Review of All For Love

7 / 10

The Lowdown



Lars von Trier regular Jean-Marc Barr puts the good looks that earned him a place in Empire's 100 sexiest movie stars of 1995 to use in this BBC adaptation of Robert Louis Stevenson's 'St. Ives', a novel that was unfinished upon his death and completed by Arthur Quiller-Couch. Franco-American Barr plays Cpt Jacques de Keroual de Saint-Yves, the smooth Napoleonic Hussar officer who makes the mistake of insulting a ranking Paris Guard, and finds himself drawing pistols at dawn.
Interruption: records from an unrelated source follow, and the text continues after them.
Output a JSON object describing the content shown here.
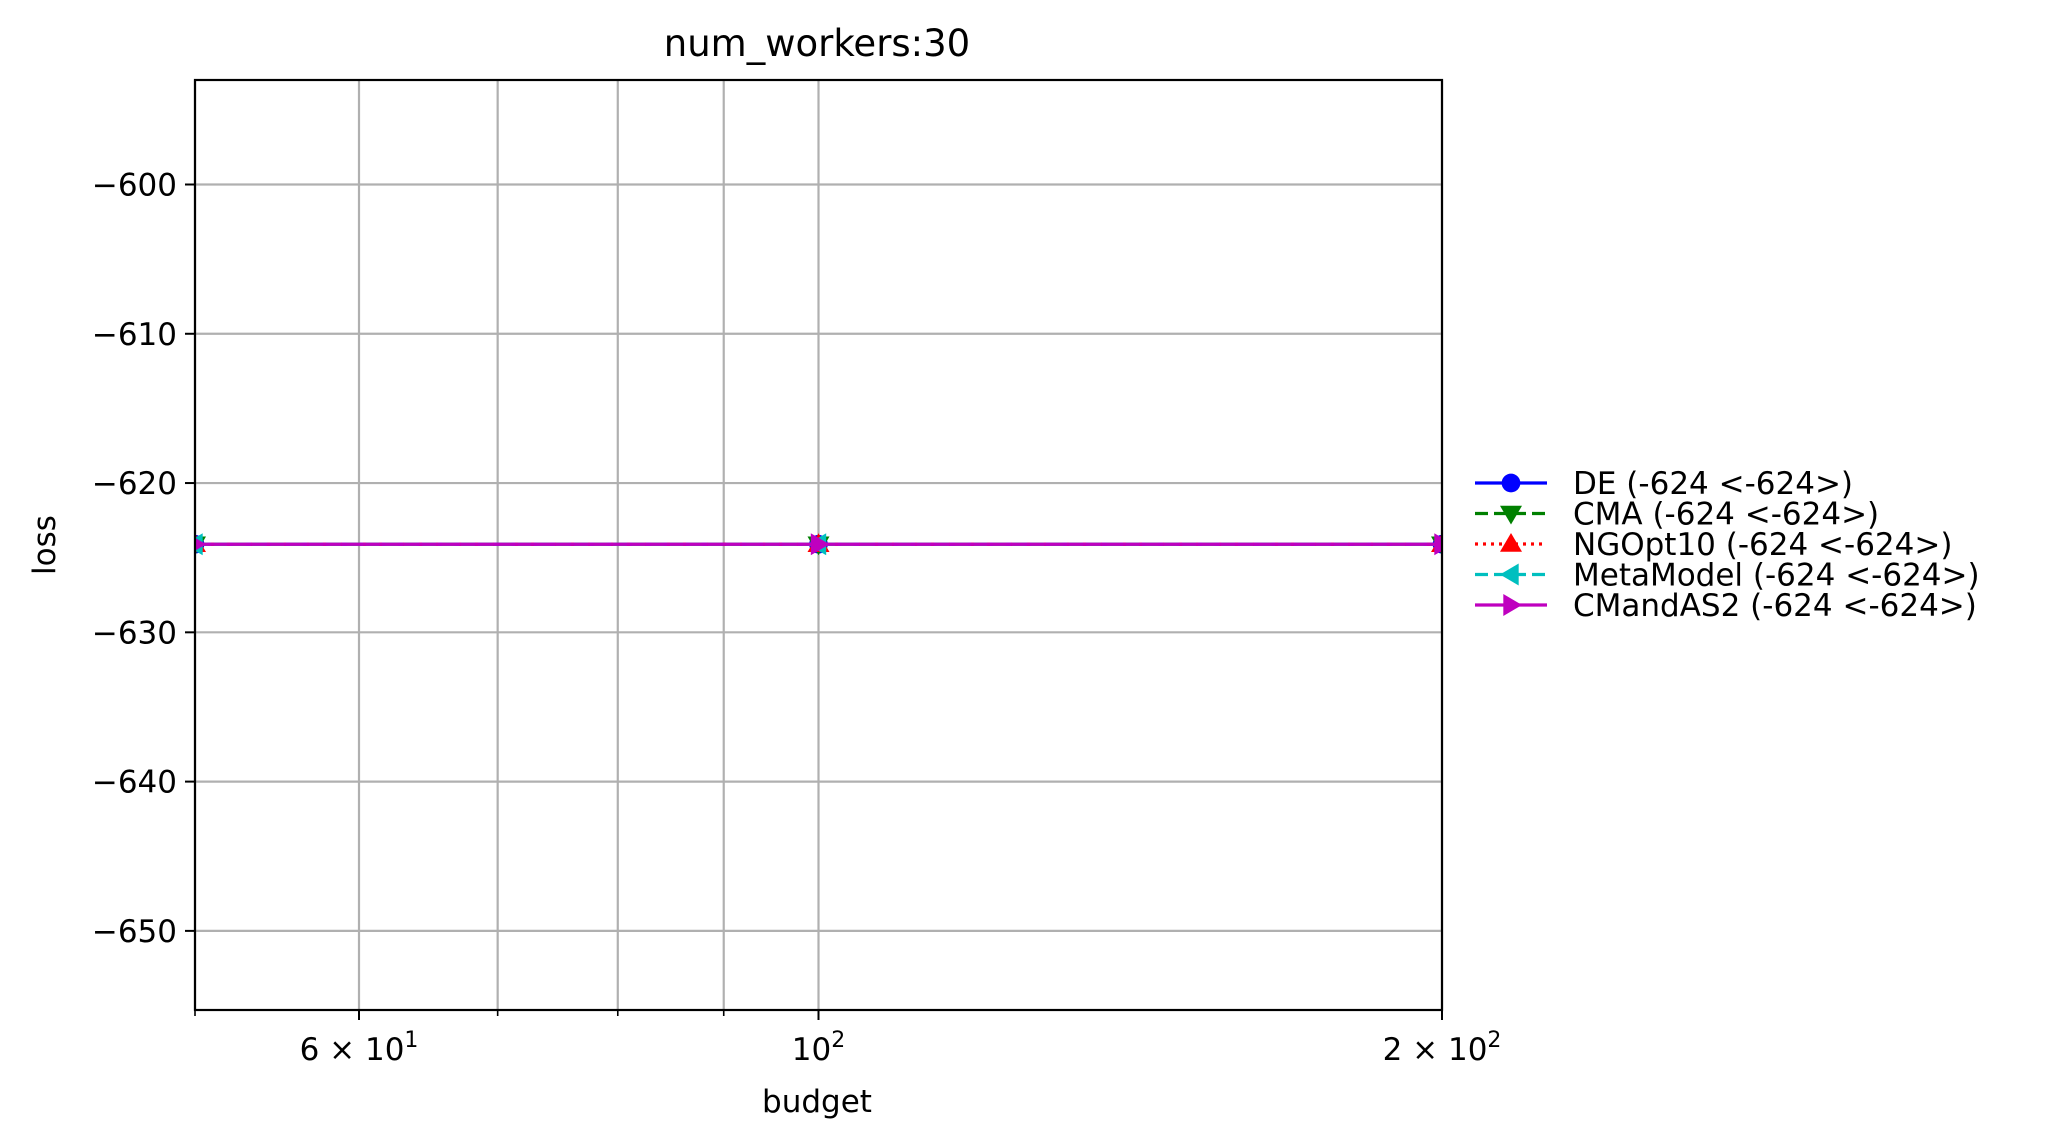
{
  "chart_data": {
    "type": "line",
    "title": "num_workers:30",
    "xlabel": "budget",
    "ylabel": "loss",
    "x_scale": "log",
    "xlim": [
      50,
      200
    ],
    "ylim": [
      -655.3,
      -593.0
    ],
    "grid": true,
    "legend_placement": "outside-right",
    "x_major_ticks": [
      {
        "value": 60,
        "base": "6 × 10",
        "exp": "1"
      },
      {
        "value": 100,
        "base": "10",
        "exp": "2"
      },
      {
        "value": 200,
        "base": "2 × 10",
        "exp": "2"
      }
    ],
    "x_minor_ticks": [
      50,
      70,
      80,
      90
    ],
    "y_ticks": [
      {
        "value": -600,
        "label": "−600"
      },
      {
        "value": -610,
        "label": "−610"
      },
      {
        "value": -620,
        "label": "−620"
      },
      {
        "value": -630,
        "label": "−630"
      },
      {
        "value": -640,
        "label": "−640"
      },
      {
        "value": -650,
        "label": "−650"
      }
    ],
    "x": [
      50,
      100,
      200
    ],
    "series": [
      {
        "name": "DE (-624 <-624>)",
        "values": [
          -624.1,
          -624.1,
          -624.1
        ],
        "color": "#0000ff",
        "dash": "solid",
        "marker": "circle"
      },
      {
        "name": "CMA (-624 <-624>)",
        "values": [
          -624.1,
          -624.1,
          -624.1
        ],
        "color": "#008000",
        "dash": "dashed",
        "marker": "triangle-down"
      },
      {
        "name": "NGOpt10 (-624 <-624>)",
        "values": [
          -624.1,
          -624.1,
          -624.1
        ],
        "color": "#ff0000",
        "dash": "dotted",
        "marker": "triangle-up"
      },
      {
        "name": "MetaModel (-624 <-624>)",
        "values": [
          -624.1,
          -624.1,
          -624.1
        ],
        "color": "#00bfbf",
        "dash": "dashed",
        "marker": "triangle-left"
      },
      {
        "name": "CMandAS2 (-624 <-624>)",
        "values": [
          -624.1,
          -624.1,
          -624.1
        ],
        "color": "#bf00bf",
        "dash": "solid",
        "marker": "triangle-right"
      }
    ]
  }
}
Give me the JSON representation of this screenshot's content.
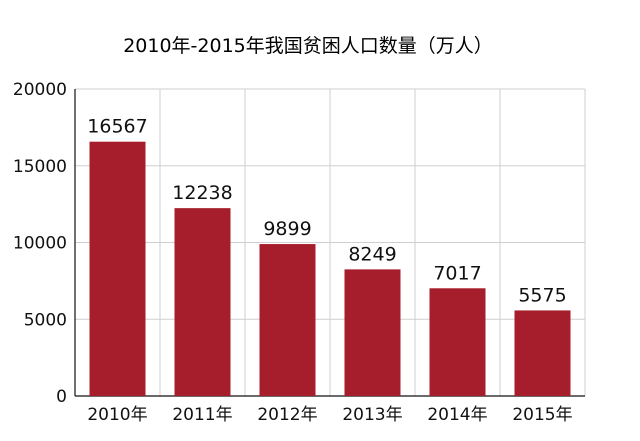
{
  "chart_data": {
    "type": "bar",
    "title": "2010年-2015年我国贫困人口数量（万人）",
    "xlabel": "",
    "ylabel": "",
    "categories": [
      "2010年",
      "2011年",
      "2012年",
      "2013年",
      "2014年",
      "2015年"
    ],
    "values": [
      16567,
      12238,
      9899,
      8249,
      7017,
      5575
    ],
    "ylim": [
      0,
      20000
    ],
    "yticks": [
      0,
      5000,
      10000,
      15000,
      20000
    ],
    "grid": true,
    "legend": "none",
    "bar_color": "#A61E2B",
    "grid_color": "#cfcfcf"
  }
}
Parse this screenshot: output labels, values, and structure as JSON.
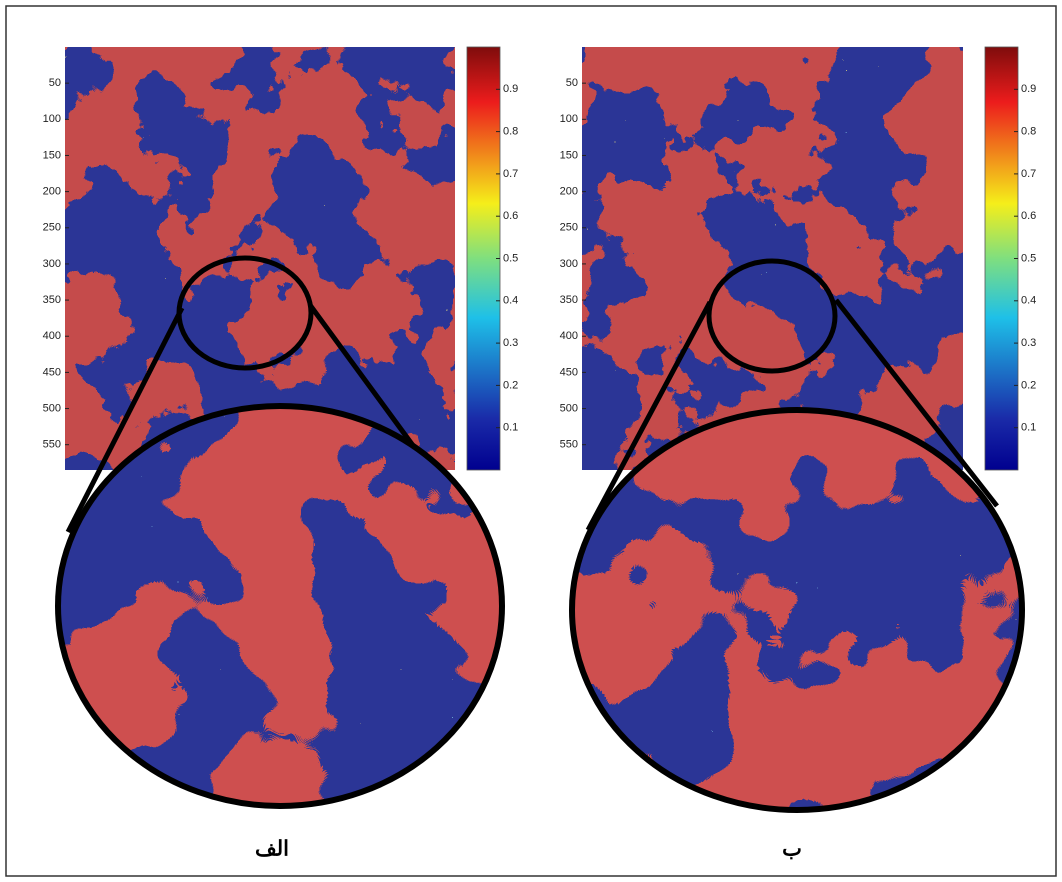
{
  "chart_data": [
    {
      "type": "heatmap",
      "label": "الف",
      "ylim": [
        0,
        585
      ],
      "yticks": [
        50,
        100,
        150,
        200,
        250,
        300,
        350,
        400,
        450,
        500,
        550
      ],
      "clim": [
        0,
        1
      ],
      "cticks": [
        0.1,
        0.2,
        0.3,
        0.4,
        0.5,
        0.6,
        0.7,
        0.8,
        0.9
      ]
    },
    {
      "type": "heatmap",
      "label": "ب",
      "ylim": [
        0,
        585
      ],
      "yticks": [
        50,
        100,
        150,
        200,
        250,
        300,
        350,
        400,
        450,
        500,
        550
      ],
      "clim": [
        0,
        1
      ],
      "cticks": [
        0.1,
        0.2,
        0.3,
        0.4,
        0.5,
        0.6,
        0.7,
        0.8,
        0.9
      ]
    }
  ]
}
After putting the poor chap out of his misery, the rest of the Guard hilariously come out of the woodwork, and Jacques finds himself facing several revenge-fuelled duels. He cunningly manages to dodge these by insulting his superior (an interesting use for lobster) and getting demoted, but as an example, he's pushed down through the ranks to a Private in the infantry. And of course, he then gets captured by the British. It's here he meets Redcoat Major Farquhar Chevening (Richard E. Grant), an uneasy, stiff-lipped Brit who requests lessons in l'amour from his "Frenchie" friend. In what probably wasn't a cliché when Stevenson penned it, it turns out wise-cracking Jacques has designs on the same girl, and his situation is made all the more complicated, not to mention watchable, by the arrival of his estranged family, most of whom he thought dead.


Inline Image



Sum it up, s'il vous plait?



We've been presented with a DVD+R, and so the technical specifications will bear little relation to the final retail authoring, and the extras only run to a small text biography on author Robert Louis Stevenson, filmographies for the cast and a picture gallery, but it's a nice little piece which is thankfully infused with enough comedy to offset the rather laid-back, small-scale approach to period drama. The performances are suitably accomplished from a host of British stars of the big and small screen and the script is surprisingly robust, excelling at both the comedic and dramatic in a film which could easily have failed at both. While the lack of authenticity in the accents may grow to be a bugbear, not least because it makes it difficult at first glance to figure out who's who and what side they're on, if you can overlook this, you'll find a swashbuckling comedy romance that's short on the actual swashbuckling, but has enough of the latter in fine form. And it features full-frontal male nudity. From the BBC. Whatever next?